BusinessObjects Board

Asking Guidance on SAP BusinessObjects Optimisation for Huge Data Volumes

Hello Everyone :hugs:,

I’m asking the community for tips on how to best utilise SAP BusinessObjects when managing massive amounts of data.

Larger and larger datasets are being handled by our BusinessObjects environment as we oversee a project. Although the performance of our current configuration has been sufficient, as our data quantities increase, we’ve witnessed a progressive drop in performance. I’m searching for methods or guidelines that will boost output and guarantee that our dashboards and reports continue to function properly.

In particular, I’m curious about:

Methods for Data Modelling: Which specific data modelling techniques have you discovered to be useful for improving performance? :thinking: How can you manage huge fact tables and guarantee the effectiveness of your queries? :thinking:

Report Design: Which best practices should be followed to create reports that process big data sets quickly without sacrificing accuracy? :thinking: Is it possible to optimise specific BusinessObjects features or configurations for enhanced performance? :thinking:

Server Configuration: What are some tips for setting up BusinessObjects servers to run as efficiently as can when handling big datasets? :thinking: How do you efficiently manage resources and maintain load balance? :thinking:

Troubleshooting Advice: What typical performance-related problems have you run into, and how can you fix them? :thinking: Exist any particular performance measures that should be kept an eye on in order to identify possible bottlenecks? :thinking:

I also followed this :point_right: https://community.sap.com/t5/technology-blogs-by-members/performance-tuning-in-business-objects-environment/ba-p/power-bi

We would be grateful for any advice or firsthand knowledge you could provide. In order to increase overall efficiency, I’m eager to absorb your suggestions and implement them to our existent arrangement.

Thank you :pray: in advance.

Hello,
in addition to the mentioned article the following points should be considered:

  1. of course the data model of the datamart you use should be designed to fit reporting on large data
    volumes . E.g. a star schema, means a central (denormalized) fact table surrounded by lookup
    and hierarchy tables that contain hierarchies/test for codes stored in the fact table.
    Depending on which objects you use, BO will build the sql only containg the tables/joins you need.

  2. educate your users (this is primarily a network issue). When they already filter in the report
    design, the database will (and should) do the main workload.
    If the data is poorely filtered (because users like to do it in the reports), the result might contain
    (depending on what you allow in the universe settings) millions of rows.
    these have to be a) delivered over the network and b) handled on the client machine, which
    (depending on the hardware) can easily end with “out of memory” . Or (as we watched) the query is finished after a minute in the database, but the user waits for 20 minutes to see the results …
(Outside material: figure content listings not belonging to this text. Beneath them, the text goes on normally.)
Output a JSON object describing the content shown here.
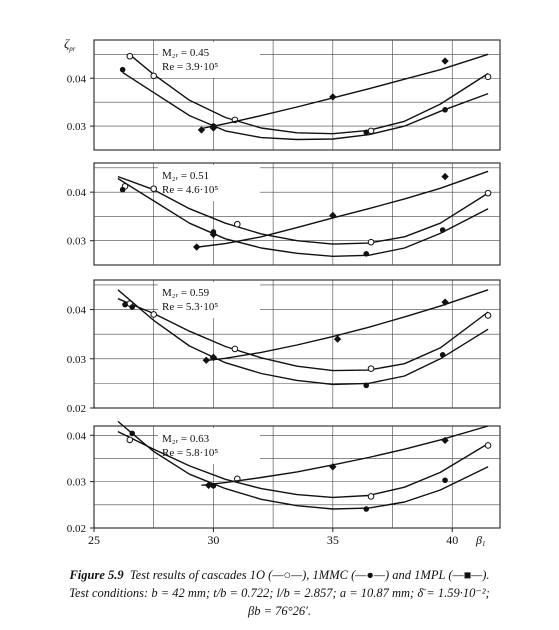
{
  "chart_data": [
    {
      "type": "line",
      "ylabel": "ζ",
      "ylabel_sub": "pr",
      "xlim": [
        25,
        42
      ],
      "ylim": [
        0.025,
        0.048
      ],
      "yticks": [
        0.03,
        0.04
      ],
      "ytick_labels": [
        "0.03",
        "0.04"
      ],
      "annotation": [
        "M₂ᵣ = 0.45",
        "Re = 3.9·10⁵"
      ],
      "series": [
        {
          "marker": "open-circle",
          "x": [
            26.6,
            27.5,
            29,
            30.5,
            32,
            33.5,
            35,
            36.5,
            38,
            39.5,
            41.5
          ],
          "y": [
            0.0445,
            0.0408,
            0.0354,
            0.0318,
            0.0296,
            0.0286,
            0.0284,
            0.0291,
            0.031,
            0.0346,
            0.041
          ],
          "points": [
            [
              26.5,
              0.0446
            ],
            [
              27.5,
              0.0405
            ],
            [
              30.9,
              0.0313
            ],
            [
              36.6,
              0.029
            ],
            [
              41.5,
              0.0403
            ]
          ]
        },
        {
          "marker": "filled-circle",
          "x": [
            26.2,
            27.5,
            29,
            30.5,
            32,
            33.5,
            35,
            36.5,
            38,
            39.5,
            41.5
          ],
          "y": [
            0.0412,
            0.037,
            0.0322,
            0.029,
            0.0276,
            0.0272,
            0.0273,
            0.0282,
            0.03,
            0.0331,
            0.0368
          ],
          "points": [
            [
              26.2,
              0.0418
            ],
            [
              30.0,
              0.03
            ],
            [
              36.4,
              0.0287
            ],
            [
              39.7,
              0.0334
            ]
          ]
        },
        {
          "marker": "filled-square",
          "x": [
            29.5,
            30.5,
            32,
            33.5,
            35,
            36.5,
            38,
            39.5,
            41.5
          ],
          "y": [
            0.0295,
            0.0305,
            0.0322,
            0.034,
            0.0359,
            0.0378,
            0.0398,
            0.0418,
            0.045
          ],
          "points": [
            [
              29.5,
              0.0292
            ],
            [
              30.0,
              0.0296
            ],
            [
              35.0,
              0.0361
            ],
            [
              39.7,
              0.0436
            ]
          ]
        }
      ]
    },
    {
      "type": "line",
      "ylabel": "",
      "xlim": [
        25,
        42
      ],
      "ylim": [
        0.025,
        0.046
      ],
      "yticks": [
        0.03,
        0.04
      ],
      "ytick_labels": [
        "0.03",
        "0.04"
      ],
      "annotation": [
        "M₂ᵣ = 0.51",
        "Re = 4.6·10⁵"
      ],
      "series": [
        {
          "marker": "open-circle",
          "x": [
            26,
            27.5,
            29,
            30.5,
            32,
            33.5,
            35,
            36.5,
            38,
            39.5,
            41.5
          ],
          "y": [
            0.0432,
            0.0405,
            0.0366,
            0.0336,
            0.0314,
            0.03,
            0.0293,
            0.0295,
            0.0308,
            0.0336,
            0.0398
          ],
          "points": [
            [
              26.3,
              0.0412
            ],
            [
              27.5,
              0.0407
            ],
            [
              31.0,
              0.0334
            ],
            [
              36.6,
              0.0297
            ],
            [
              41.5,
              0.0398
            ]
          ]
        },
        {
          "marker": "filled-circle",
          "x": [
            26,
            27.5,
            29,
            30.5,
            32,
            33.5,
            35,
            36.5,
            38,
            39.5,
            41.5
          ],
          "y": [
            0.0428,
            0.0382,
            0.0336,
            0.0304,
            0.0285,
            0.0274,
            0.0268,
            0.027,
            0.0285,
            0.0315,
            0.0366
          ],
          "points": [
            [
              26.2,
              0.0405
            ],
            [
              30.0,
              0.0318
            ],
            [
              36.4,
              0.0273
            ],
            [
              39.6,
              0.0322
            ]
          ]
        },
        {
          "marker": "filled-square",
          "x": [
            29.2,
            30.5,
            32,
            33.5,
            35,
            36.5,
            38,
            39.5,
            41.5
          ],
          "y": [
            0.0286,
            0.0294,
            0.0308,
            0.0327,
            0.0347,
            0.0366,
            0.0386,
            0.0408,
            0.0443
          ],
          "points": [
            [
              29.3,
              0.0287
            ],
            [
              30.0,
              0.0313
            ],
            [
              35.0,
              0.0352
            ],
            [
              39.7,
              0.0432
            ]
          ]
        }
      ]
    },
    {
      "type": "line",
      "ylabel": "",
      "xlim": [
        25,
        42
      ],
      "ylim": [
        0.02,
        0.046
      ],
      "yticks": [
        0.02,
        0.03,
        0.04
      ],
      "ytick_labels": [
        "0.02",
        "0.03",
        "0.04"
      ],
      "annotation": [
        "M₂ᵣ = 0.59",
        "Re = 5.3·10⁵"
      ],
      "series": [
        {
          "marker": "open-circle",
          "x": [
            26,
            27.5,
            29,
            30.5,
            32,
            33.5,
            35,
            36.5,
            38,
            39.5,
            41.5
          ],
          "y": [
            0.0422,
            0.0392,
            0.0356,
            0.0325,
            0.0302,
            0.0285,
            0.0276,
            0.0277,
            0.029,
            0.0322,
            0.0395
          ],
          "points": [
            [
              26.5,
              0.0412
            ],
            [
              27.5,
              0.039
            ],
            [
              30.9,
              0.032
            ],
            [
              36.6,
              0.028
            ],
            [
              41.5,
              0.0388
            ]
          ]
        },
        {
          "marker": "filled-circle",
          "x": [
            26,
            27.5,
            29,
            30.5,
            32,
            33.5,
            35,
            36.5,
            38,
            39.5,
            41.5
          ],
          "y": [
            0.044,
            0.0378,
            0.0326,
            0.0292,
            0.027,
            0.0256,
            0.0248,
            0.025,
            0.0265,
            0.03,
            0.036
          ],
          "points": [
            [
              26.3,
              0.041
            ],
            [
              26.6,
              0.0405
            ],
            [
              30.0,
              0.0302
            ],
            [
              36.4,
              0.0246
            ],
            [
              39.6,
              0.0308
            ]
          ]
        },
        {
          "marker": "filled-square",
          "x": [
            29.6,
            30.5,
            32,
            33.5,
            35,
            36.5,
            38,
            39.5,
            41.5
          ],
          "y": [
            0.0296,
            0.0301,
            0.0313,
            0.0328,
            0.0345,
            0.0364,
            0.0385,
            0.0407,
            0.044
          ],
          "points": [
            [
              29.7,
              0.0297
            ],
            [
              30.0,
              0.0303
            ],
            [
              35.2,
              0.034
            ],
            [
              39.7,
              0.0415
            ]
          ]
        }
      ]
    },
    {
      "type": "line",
      "ylabel": "",
      "xlabel": "β",
      "xlabel_sub": "1",
      "xlim": [
        25,
        42
      ],
      "ylim": [
        0.02,
        0.042
      ],
      "xticks": [
        25,
        30,
        35,
        40
      ],
      "xtick_labels": [
        "25",
        "30",
        "35",
        "40"
      ],
      "yticks": [
        0.02,
        0.03,
        0.04
      ],
      "ytick_labels": [
        "0.02",
        "0.03",
        "0.04"
      ],
      "annotation": [
        "M₂ᵣ = 0.63",
        "Re = 5.8·10⁵"
      ],
      "series": [
        {
          "marker": "open-circle",
          "x": [
            26,
            27.5,
            29,
            30.5,
            32,
            33.5,
            35,
            36.5,
            38,
            39.5,
            41.5
          ],
          "y": [
            0.0408,
            0.037,
            0.0334,
            0.0305,
            0.0285,
            0.0272,
            0.0266,
            0.027,
            0.0288,
            0.032,
            0.0382
          ],
          "points": [
            [
              26.5,
              0.039
            ],
            [
              31.0,
              0.0306
            ],
            [
              36.6,
              0.0268
            ],
            [
              41.5,
              0.0378
            ]
          ]
        },
        {
          "marker": "filled-circle",
          "x": [
            26,
            27.5,
            29,
            30.5,
            32,
            33.5,
            35,
            36.5,
            38,
            39.5,
            41.5
          ],
          "y": [
            0.043,
            0.0365,
            0.0316,
            0.0285,
            0.0262,
            0.0248,
            0.0241,
            0.0243,
            0.0256,
            0.0282,
            0.0332
          ],
          "points": [
            [
              26.6,
              0.0404
            ],
            [
              30.0,
              0.0291
            ],
            [
              36.4,
              0.0241
            ],
            [
              39.7,
              0.0303
            ]
          ]
        },
        {
          "marker": "filled-square",
          "x": [
            29.5,
            30.5,
            32,
            33.5,
            35,
            36.5,
            38,
            39.5,
            41.5
          ],
          "y": [
            0.0292,
            0.0298,
            0.0309,
            0.0321,
            0.0336,
            0.0352,
            0.037,
            0.039,
            0.042
          ],
          "points": [
            [
              29.8,
              0.0292
            ],
            [
              35.0,
              0.0332
            ],
            [
              39.7,
              0.0389
            ]
          ]
        }
      ]
    }
  ],
  "caption": {
    "label": "Figure 5.9",
    "line1_text": "Test results of cascades 1O (—○—), 1MMC (—●—) and 1MPL (—■—).",
    "line2": "Test conditions: b = 42 mm; t/b = 0.722; l/b = 2.857; a = 10.87 mm; δ̄ = 1.59·10⁻²;",
    "line3": "βb = 76°26′."
  }
}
  3. (not recommended, but possible) :use “aggregate_aware”: this is a way of telling the sql generator
    that BO is where to get its results from. Depending on the list of objects needed it can decide to get the results from the preferred ( first in list ) highest aggregated table which should be substantially smaller than following tables with finer granularity.
    cons: 1) in your datamart you have to populate these aggregate tables with each loading process
    2) you have to set up lists of “incompatible objects” for each table
    eg. the highest aggregate T1 contains “year, customer, country”
    and the next one T2 “year, month,customer,country,district” as dimensions,
    then month and district have to be incompatible to T1, thus a report containing them
    has to use T2
    Setting up the list of incompatible objects is very errorprone and makes universe
    maintenance much harder
    Database:
    E.g. Oracle supports “query rewrite” which in essence does the same as “aggregate aware”
    but is limited to “non complex joins” That means no outer joins between tables.

          Partitioning: If you can slice your data into meaningful chunks (e.g. one parttion per month)
          you can help your database to decrease the workload, because when a report wants the data 
          of one year only 12 parttions will be searched instead of maybe hundreds.
    
         Indexing: this is not easy, because your datamart should be universally usable, but maybe 
         you can identify (maybe by looking at the sql of the reports). the dimensions that are 
        frequently used and do proper indexing on them.

Don’t blame BO for bad performance !
If you really have “massive amounts of data” you have to invest in a decent Database and powerful DB-servers (e.g. HANA), so you can push-down all the complex/massive calculations to the DB and BO is “only” used for preparing and displaying the final results.

SAP BusinessObjects continues to add several different cloud databases to its supported platforms. I got to participate in a large migration effort from on-premise Teradata to cloud-based Snowflake. Cloud databases can scale compute power based on demand at different times of day, something that just can’t be done on-premise without a huge investment in hardware.